The internal threats to Israel’s existence are severe as well. Israel’s greatest military victory, in 1967, led to a squalid and seemingly endless occupation, and to the birth of a mystical, antidemocratic, and revanchist strain of Zionism, made manifest in the settlements of the West Bank. These settlements have undermined Israel’s international legitimacy and demoralized moderate Palestinians. The settlers exist far outside the Israeli political consensus, and their presence will likely help incite a third intifada. Yet the country seems unable to confront the settlements.

Israel’s people are among the world’s most patriotic—in a recent survey, 94 percent of Jewish Israelis said they are willing to fight for their country (by contrast, 63 percent of Americans are willing to fight for theirs), but 44 percent of Israelis said they would be ready to leave their country if they could find a better standard of living abroad. There are already up to 40,000 Israelis in Silicon Valley (and more than a half million across the U.S.), and the emigration of Israel’s most talented citizens is a constant worry of Israeli leaders. “Jews know that they can land on their feet in any corner of the world,” Ehud Barak, the defense minister and former prime minister, told me. “The real test for us is to make Israel such an attractive place—cutting-edge in science, education, culture, quality of life—that even American Jewish young people want to come here. If we cannot do this, even those who were born here will consciously decide to go to other places. This is a real problem.”
This article, which also discusses the fact that Jews main soon become become the minority in Israel, is far from the first to raise these issues. Avraham Burg, once a strong voice of Zionism, shared the same sense of failure last summer, a change of heart compared to "the Pope giving sex tips.”

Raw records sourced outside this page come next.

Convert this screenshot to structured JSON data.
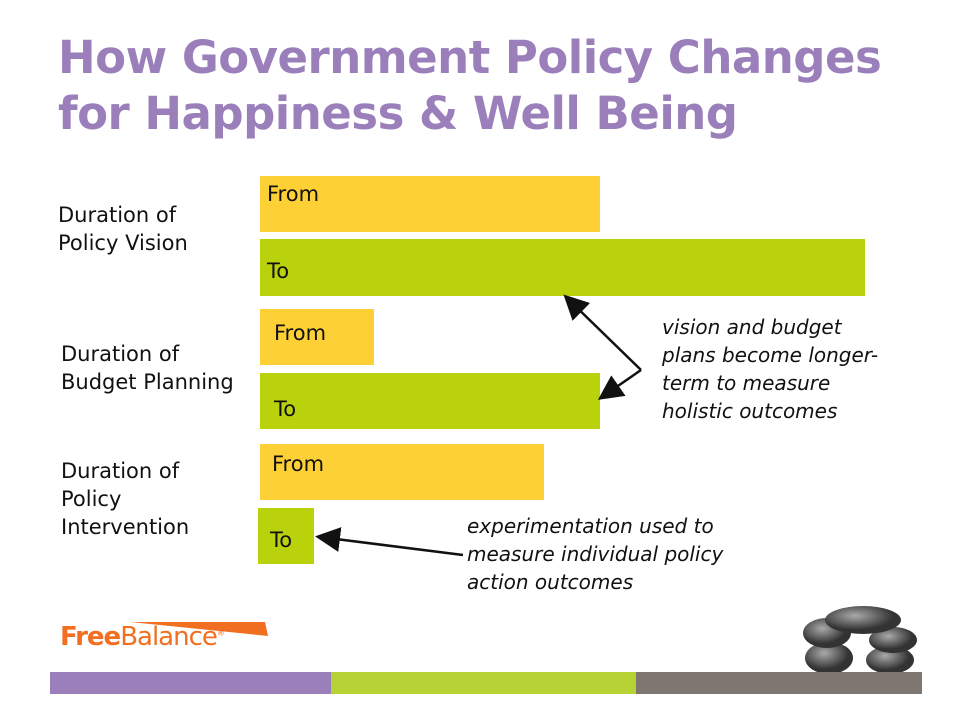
{
  "title": {
    "line1": "How Government Policy Changes",
    "line2": "for Happiness & Well Being"
  },
  "rows": [
    {
      "label_lines": [
        "Duration of",
        "Policy Vision"
      ],
      "from": "From",
      "to": "To"
    },
    {
      "label_lines": [
        "Duration of",
        "Budget Planning"
      ],
      "from": "From",
      "to": "To"
    },
    {
      "label_lines": [
        "Duration of",
        "Policy",
        "Intervention"
      ],
      "from": "From",
      "to": "To"
    }
  ],
  "notes": {
    "longer": [
      "vision and budget",
      "plans become longer-",
      "term to measure",
      "holistic outcomes"
    ],
    "experiment": [
      "experimentation used to",
      "measure individual policy",
      "action outcomes"
    ]
  },
  "logo": {
    "text_bold": "Free",
    "text_light": "Balance",
    "registered": "®"
  },
  "colors": {
    "title": "#9A7FBB",
    "from": "#FDD035",
    "to": "#B9D20C",
    "logo": "#F26F21"
  }
}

(Image: Richard Silverstein's Tikun Olam blog)

2 comments:

Anonymous said...

"...and to the birth of a mystical, antidemocratic, and revanchist strain of Zionism, made manifest in the settlements of the West Bank. These settlements have undermined Israel’s international legitimacy and demoralized moderate Palestinians. The settlers exist far outside the Israeli political consensus, and their presence will likely help incite a third intifada. Yet the country seems unable to confront the settlements."

Nonsense. Israel, or more specifically, Israelis, are not only able to confront the settlers, they are ready to do so right now. They understand that such a confrontation will be violent. They understand that what will start out as numerous Waco-like stand-offs with deranged, fanatical, seditionists(heavily financed by American-Jewish money)could very well end up as a civil war. They know this and yet they are still willing to do so. They understand, as do I, that the alternative is unthinkable. Unfortunately they never seem to elect leadership,(either from the right or the left)with the physical guts or the political will to do so. Olmert is the last in a long line of Israeli Puppet Prime Ministers since 1977, who takes his marching orders from New York (Rabin decided at long last to tell them to piss off and it likely got him killed)and who's political campaigns are financed by 47th St. diamond merchants and revanchist billionaires such as our friend Moskowitz of Hawaian Gardens fame.

Anonymous said...

A recent development that I find disconcerting is that a subtle switch, reliant on double-speak and with implications for the future of the Jewish state, has occurred in mainline Protestant discussion on the Israeli-Palestinian conflict. "End the Occupation" used to carry the sense of ending the Israeli occupation of territories outside the Green Line. The call increasingly takes on overtones of questioning the legitimacy of a Jewish state, what with a growing insistence upon "justice for Palestinian refugees" and upon "a democratic state of Israel" (with the latter seldom referred to as a "Jewish state").